Nova Scotia Collection Act Changes for 2021
It looks like other provinces are following British Columbia and Ontario’s lead, and following with legislative changes to allow email notices for mandatory initial collection letters.
The new law, originally introduced in 2012 (?!) has finally passed. It was proposed as Bill 107 under the name “Debt Collection and Management Reform (2012) Act”, and it comes into effect May 1st, 2021. The final act isn’t available in PDF form, but here’s the proposed wording that will come into force.
The Proposed Act Changes: https://nslegislature.ca/legc/bills/61st_4th/1st_read/b107.htm
The new act clearly identifies a “contact[ing] by telephone, personal call, or electronic means” as a contact attempt, and now adds the specific limitation of three contact attempts in a seven-day period.
In the regulations, it now allows the initial collection notice to be sent by email. Nothing specific about privacy, shared email addresses, etc, so caution should still be exercised, and I discussed this point in an earlier blog when Ontario rolled out allowed email collection notices.
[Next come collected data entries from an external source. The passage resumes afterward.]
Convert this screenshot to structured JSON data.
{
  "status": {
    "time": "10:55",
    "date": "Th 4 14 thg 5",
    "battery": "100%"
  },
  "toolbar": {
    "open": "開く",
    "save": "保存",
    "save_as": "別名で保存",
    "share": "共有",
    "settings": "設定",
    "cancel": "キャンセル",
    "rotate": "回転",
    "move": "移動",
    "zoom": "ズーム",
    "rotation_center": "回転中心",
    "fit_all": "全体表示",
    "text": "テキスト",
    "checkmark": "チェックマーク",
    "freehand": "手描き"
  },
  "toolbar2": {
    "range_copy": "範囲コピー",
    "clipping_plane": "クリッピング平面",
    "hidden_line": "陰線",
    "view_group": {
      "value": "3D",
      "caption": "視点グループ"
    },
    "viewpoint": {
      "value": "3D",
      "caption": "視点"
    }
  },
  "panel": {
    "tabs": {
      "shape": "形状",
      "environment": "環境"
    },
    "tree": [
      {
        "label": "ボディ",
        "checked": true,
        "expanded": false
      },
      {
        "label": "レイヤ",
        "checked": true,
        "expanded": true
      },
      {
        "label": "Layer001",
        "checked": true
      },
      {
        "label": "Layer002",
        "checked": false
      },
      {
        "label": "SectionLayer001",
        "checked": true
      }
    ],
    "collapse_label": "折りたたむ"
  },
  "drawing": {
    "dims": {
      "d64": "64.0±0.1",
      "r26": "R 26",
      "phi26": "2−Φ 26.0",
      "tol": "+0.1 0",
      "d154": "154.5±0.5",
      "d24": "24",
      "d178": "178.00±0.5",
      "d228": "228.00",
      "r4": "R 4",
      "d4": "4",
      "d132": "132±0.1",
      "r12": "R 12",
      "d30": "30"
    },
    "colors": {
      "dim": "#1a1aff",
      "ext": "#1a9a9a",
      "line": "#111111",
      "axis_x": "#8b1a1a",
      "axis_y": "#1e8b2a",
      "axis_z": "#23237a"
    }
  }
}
“In clause 20(1)(f) of the Act, “written notice” includes a notice sent by e-mail”
It also specifically calls out new limitations for contacting employers, unless to confirm employment, or get a debtor’s address or telephone number, and only one contact is allowed.
Another interesting clause is a collection agency must inform a consumer of changes to reporting a debt to the credit bureau. It’s not clear if a pre-emptive collection notice might count (eg. “your file will be reported to the credit bureau within 7 days if not paid”), or what they mean by a change of status – so if a file is closed with an agency, does that mean a notice has to go out stating it’s been reported to the bureau as closed?
“A holder of a collection agency licence who has reported a debt to a consumer reporting agency must inform the consumer reporting agency of any change in the status of the account within 35 days of the change in status.”
As well, calls to consumers on specific holidays are now called out as prohibited -- New Year’s Day; Nova Scotia Heritage Day (the 3rd Monday in February), Good Friday, Victoria Day, Canada Day, Natal Day (the 1st Monday in August), Labour Day, Thanksgiving Day, Remembrance Day, Christmas Day, and Boxing Day.